Archbishop calls on G20 leaders to invest in conflict prevention

Archbishop calls on G20 leaders to invest in conflict prevention

By staff writers
28 Mar 2009

Anglican Archbishop of York Dr John Sentamu has called on leaders of the G20 nations gathering in London for their conference next week to increase their commitment to conflict prevention.

The archbishop made his call, which included a specific reference to the need for funding, in a speech to mark the launch of the Parliamentarians Network for Conflict Prevention and Human Security.

Dr Sentamu drew on his recent visit to refugee camps in Kenya set up to house people displaced by last year’s conflict which surrounded the national elections.

He said that there was a “moral imperative” to prevent conflict and guarantee human security, adding: “Without human security the continuing tragedies that we see unfolding in Darfur and Zimbabwe will continue."

"Populations outraged at these daily acts of inhumanity wonder why their own governments have been reduced to inaction as these conflicts continue with their increasing human cost," Dr Sentamu declared.

He also pointed to the “blatant disregard for human rights” that often accompanies conflict, including the use of child soldiers, the systematic rape of women and girls and the execution of unarmed civilians.

“All sense of human worth and dignity is lost in these most brutal conflicts,” he said.

The archbishop continued: “The underlying essential truth that each of us is created in the image of the Divine and that as carriers of God’s image, each one of us needs to be treated with love, care and respect is a truth denied and violated in each of these conflicts.

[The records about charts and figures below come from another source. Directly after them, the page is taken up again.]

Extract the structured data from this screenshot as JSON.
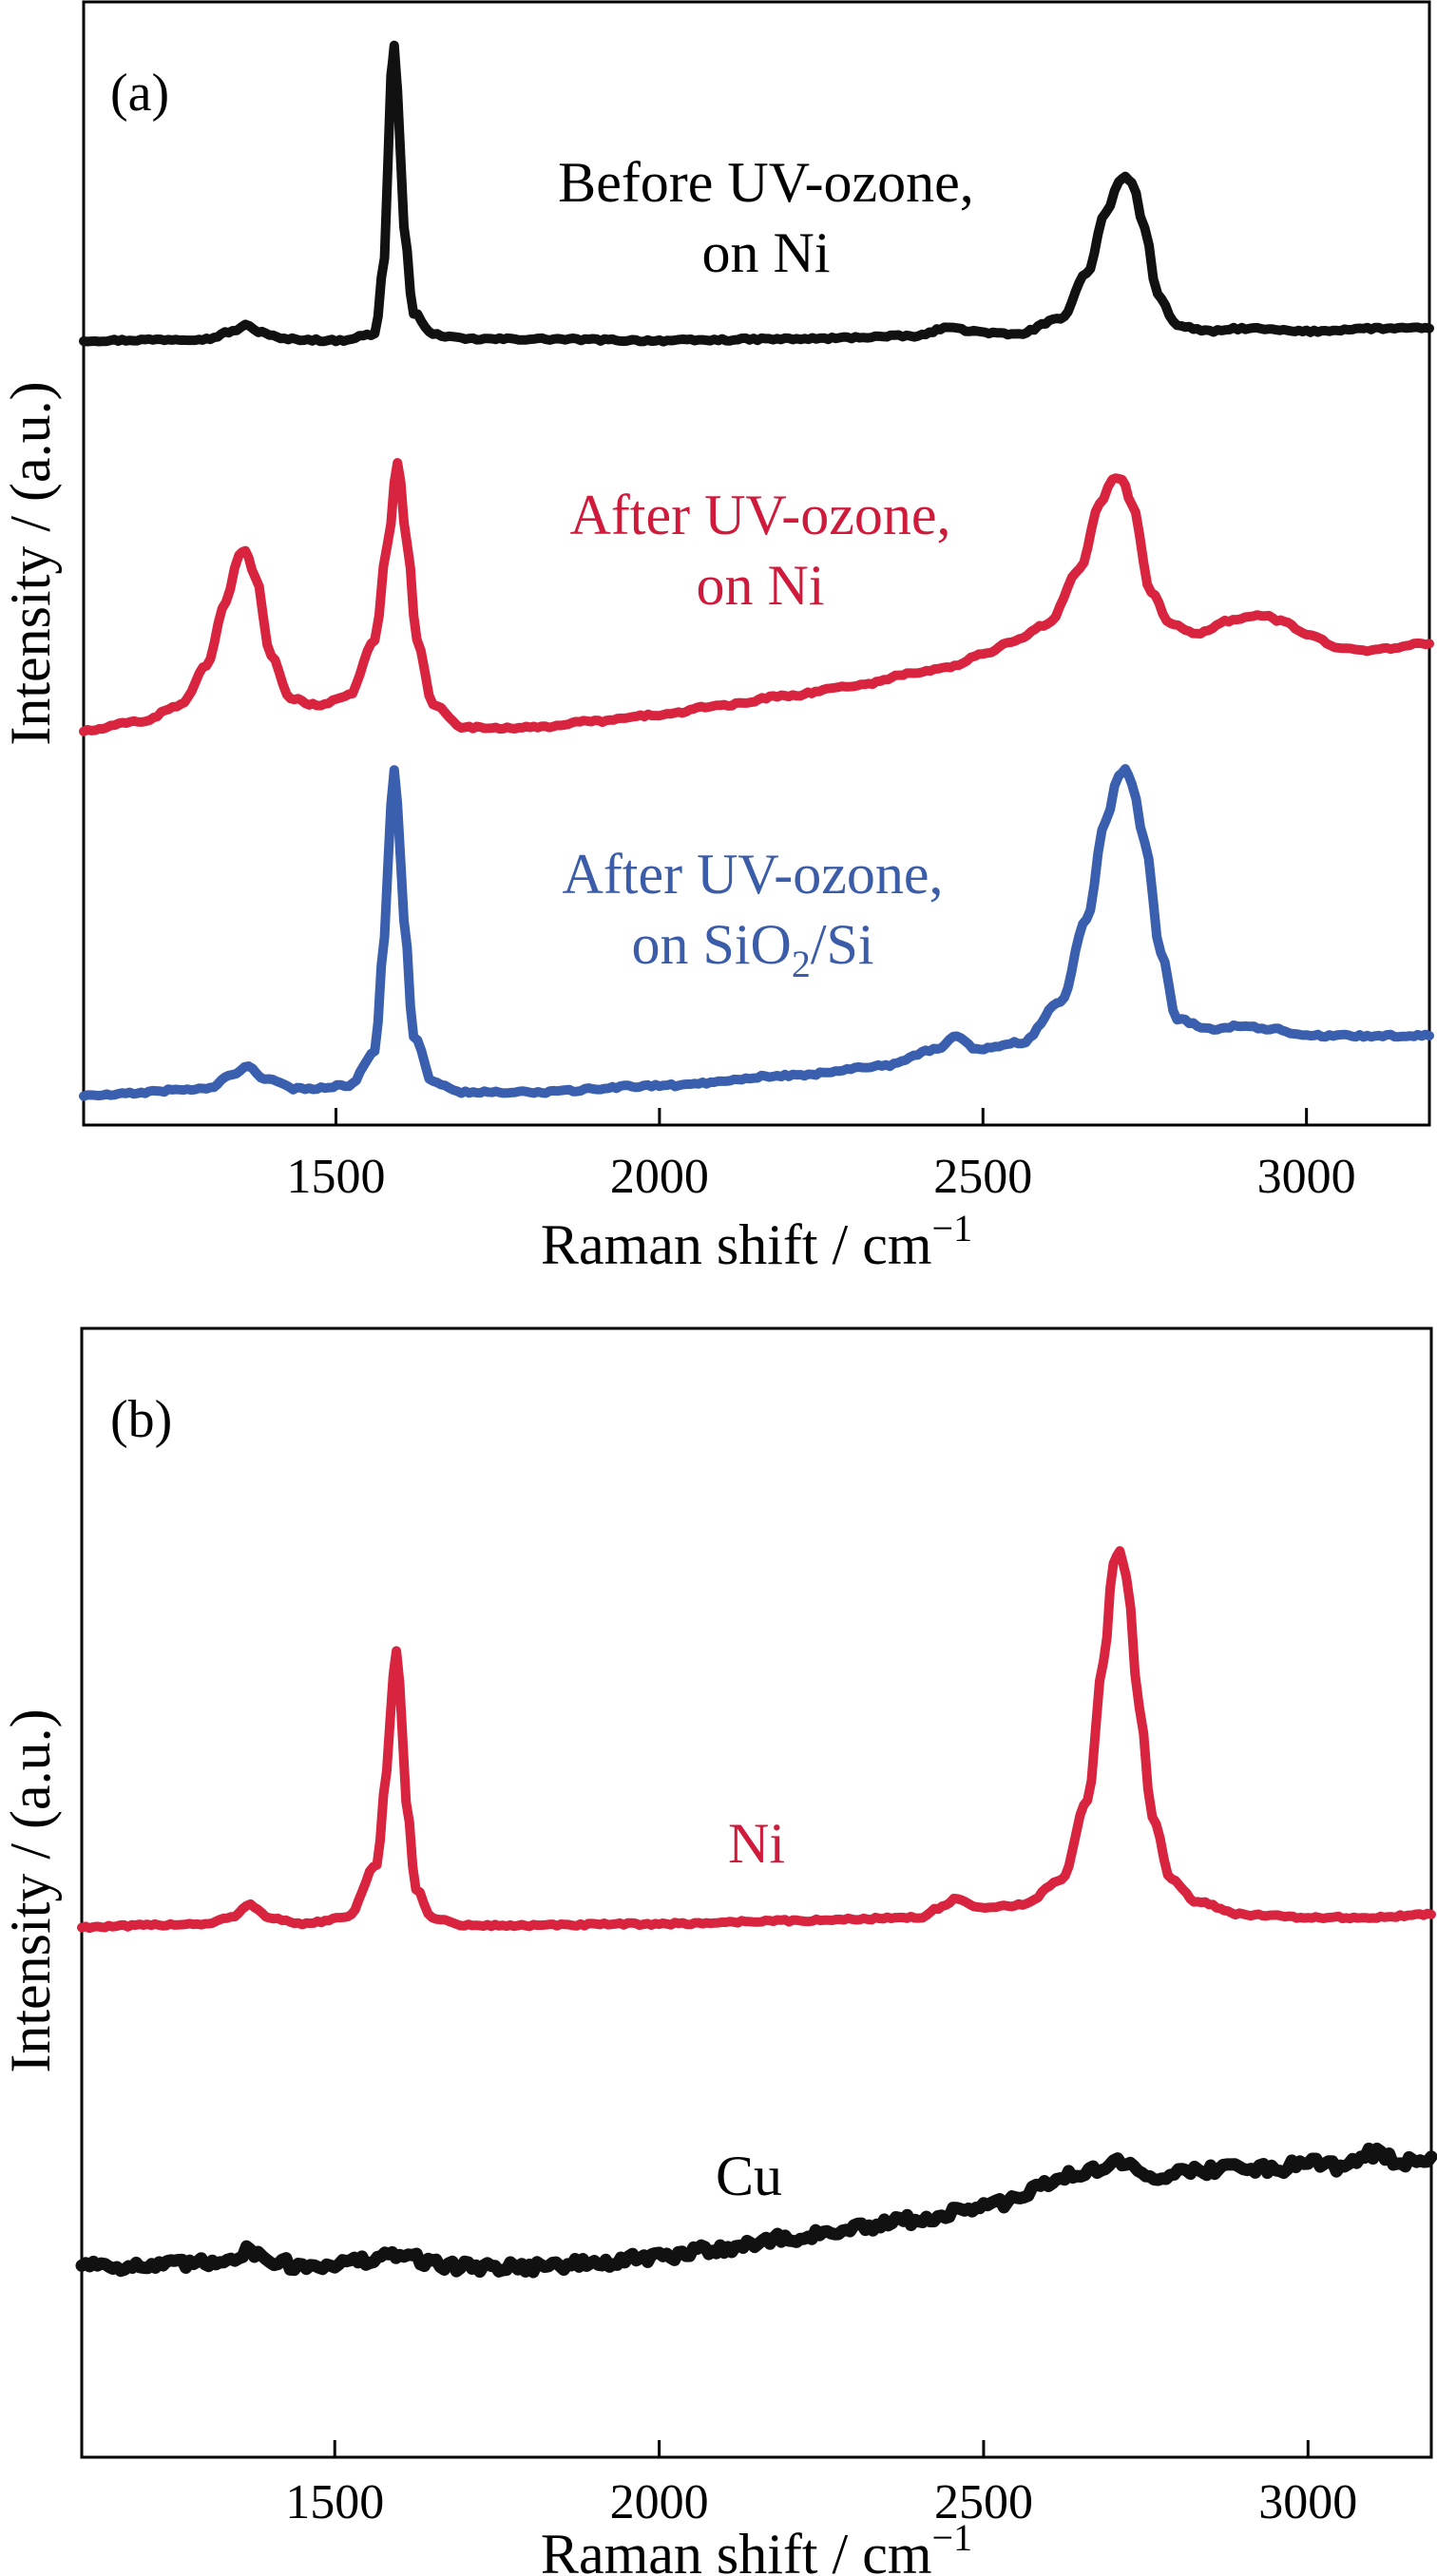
{
  "chart_data": [
    {
      "type": "line",
      "panel_label": "(a)",
      "xlabel": "Raman shift / cm",
      "xlabel_superscript": "−1",
      "ylabel": "Intensity / (a.u.)",
      "xlim": [
        1110,
        3190
      ],
      "xticks": [
        1500,
        2000,
        2500,
        3000
      ],
      "yticks": "none",
      "grid": false,
      "series": [
        {
          "name_lines": [
            "Before UV-ozone,",
            "on Ni"
          ],
          "color": "#111111",
          "label_color": "#000000",
          "x": [
            1110,
            1300,
            1340,
            1360,
            1380,
            1420,
            1500,
            1560,
            1575,
            1585,
            1590,
            1595,
            1605,
            1620,
            1650,
            1700,
            1800,
            2000,
            2200,
            2400,
            2440,
            2460,
            2480,
            2550,
            2620,
            2660,
            2690,
            2710,
            2720,
            2730,
            2750,
            2770,
            2800,
            2850,
            2900,
            3000,
            3100,
            3190
          ],
          "y": [
            0.03,
            0.035,
            0.06,
            0.08,
            0.06,
            0.035,
            0.03,
            0.05,
            0.3,
            0.9,
            1.0,
            0.85,
            0.4,
            0.12,
            0.05,
            0.035,
            0.035,
            0.03,
            0.035,
            0.045,
            0.07,
            0.075,
            0.06,
            0.05,
            0.1,
            0.25,
            0.45,
            0.55,
            0.57,
            0.55,
            0.4,
            0.18,
            0.08,
            0.06,
            0.07,
            0.06,
            0.07,
            0.07
          ]
        },
        {
          "name_lines": [
            "After UV-ozone,",
            "on Ni"
          ],
          "color": "#d8243e",
          "label_color": "#d01a3c",
          "x": [
            1110,
            1200,
            1260,
            1300,
            1330,
            1350,
            1360,
            1375,
            1400,
            1430,
            1470,
            1520,
            1560,
            1580,
            1595,
            1610,
            1625,
            1650,
            1700,
            1800,
            1900,
            2000,
            2100,
            2200,
            2300,
            2400,
            2450,
            2500,
            2550,
            2600,
            2650,
            2680,
            2700,
            2715,
            2730,
            2760,
            2790,
            2830,
            2880,
            2930,
            2960,
            3000,
            3050,
            3100,
            3190
          ],
          "y": [
            0.02,
            0.05,
            0.1,
            0.22,
            0.42,
            0.56,
            0.58,
            0.5,
            0.25,
            0.12,
            0.1,
            0.13,
            0.3,
            0.6,
            0.85,
            0.6,
            0.3,
            0.1,
            0.03,
            0.03,
            0.05,
            0.07,
            0.1,
            0.13,
            0.16,
            0.2,
            0.22,
            0.26,
            0.3,
            0.35,
            0.52,
            0.72,
            0.8,
            0.8,
            0.72,
            0.45,
            0.35,
            0.32,
            0.36,
            0.38,
            0.36,
            0.32,
            0.28,
            0.27,
            0.29
          ]
        },
        {
          "name_lines": [
            "After UV-ozone,",
            "on SiO2/Si"
          ],
          "name_html_parts": [
            "on SiO",
            "2",
            "/Si"
          ],
          "color": "#3a5fae",
          "label_color": "#3b5ca8",
          "x": [
            1110,
            1300,
            1340,
            1365,
            1390,
            1440,
            1520,
            1560,
            1575,
            1585,
            1590,
            1595,
            1605,
            1620,
            1650,
            1700,
            1800,
            2000,
            2200,
            2350,
            2430,
            2460,
            2490,
            2560,
            2620,
            2660,
            2690,
            2710,
            2720,
            2730,
            2750,
            2775,
            2800,
            2850,
            2900,
            2950,
            3000,
            3100,
            3190
          ],
          "y": [
            0.02,
            0.04,
            0.08,
            0.11,
            0.07,
            0.04,
            0.05,
            0.15,
            0.5,
            0.9,
            1.0,
            0.9,
            0.55,
            0.2,
            0.06,
            0.03,
            0.03,
            0.05,
            0.08,
            0.11,
            0.16,
            0.2,
            0.16,
            0.18,
            0.3,
            0.55,
            0.85,
            0.98,
            1.0,
            0.96,
            0.78,
            0.45,
            0.25,
            0.22,
            0.23,
            0.22,
            0.2,
            0.2,
            0.2
          ]
        }
      ]
    },
    {
      "type": "line",
      "panel_label": "(b)",
      "xlabel": "Raman shift / cm",
      "xlabel_superscript": "−1",
      "ylabel": "Intensity / (a.u.)",
      "xlim": [
        1110,
        3190
      ],
      "xticks": [
        1500,
        2000,
        2500,
        3000
      ],
      "yticks": "none",
      "grid": false,
      "series": [
        {
          "name_lines": [
            "Ni"
          ],
          "color": "#d8243e",
          "label_color": "#d01a3c",
          "x": [
            1110,
            1300,
            1340,
            1370,
            1400,
            1450,
            1520,
            1565,
            1580,
            1590,
            1595,
            1600,
            1610,
            1625,
            1650,
            1700,
            1800,
            2000,
            2200,
            2400,
            2430,
            2460,
            2490,
            2560,
            2620,
            2660,
            2685,
            2700,
            2710,
            2720,
            2740,
            2760,
            2790,
            2830,
            2900,
            3000,
            3100,
            3190
          ],
          "y": [
            0.0,
            0.01,
            0.03,
            0.07,
            0.03,
            0.01,
            0.03,
            0.2,
            0.5,
            0.8,
            0.88,
            0.78,
            0.4,
            0.12,
            0.03,
            0.005,
            0.005,
            0.01,
            0.02,
            0.03,
            0.06,
            0.09,
            0.06,
            0.07,
            0.15,
            0.4,
            0.85,
            1.16,
            1.2,
            1.12,
            0.7,
            0.35,
            0.15,
            0.08,
            0.04,
            0.03,
            0.03,
            0.04
          ]
        },
        {
          "name_lines": [
            "Cu"
          ],
          "color": "#111111",
          "label_color": "#000000",
          "x": [
            1110,
            1200,
            1300,
            1340,
            1370,
            1400,
            1450,
            1500,
            1560,
            1600,
            1620,
            1650,
            1700,
            1800,
            1900,
            2000,
            2100,
            2200,
            2300,
            2400,
            2500,
            2550,
            2600,
            2650,
            2700,
            2720,
            2750,
            2800,
            2850,
            2900,
            2950,
            3000,
            3050,
            3100,
            3150,
            3190
          ],
          "y": [
            0.0,
            -0.01,
            0.0,
            0.02,
            0.04,
            0.01,
            -0.01,
            0.0,
            0.01,
            0.03,
            0.02,
            0.0,
            -0.01,
            -0.01,
            0.0,
            0.02,
            0.05,
            0.08,
            0.11,
            0.14,
            0.18,
            0.2,
            0.26,
            0.29,
            0.32,
            0.31,
            0.28,
            0.29,
            0.3,
            0.31,
            0.3,
            0.33,
            0.31,
            0.35,
            0.32,
            0.34
          ]
        }
      ]
    }
  ]
}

Each one of us is a stand-in for God. In the killing fields of our world, God is being violated and blasphemed.”

Dr Sentamu warned that the global economic turmoil could fuel more conflict unless the G20 started to invest in conflict prevention.

“We need to act and act decisively now,” he said.

“The UN has stated that the ‘biggest source of inefficiency in our collective security institutions has simply been an unwillingness to get serious about preventing deadly violence. This indifference has gone on long enough.”

The archbishop acknowledged the Government’s substantial investment in the Millennium Development Goals to halve global poverty, but warned that the results could be undone if government leaders fail to address conflict.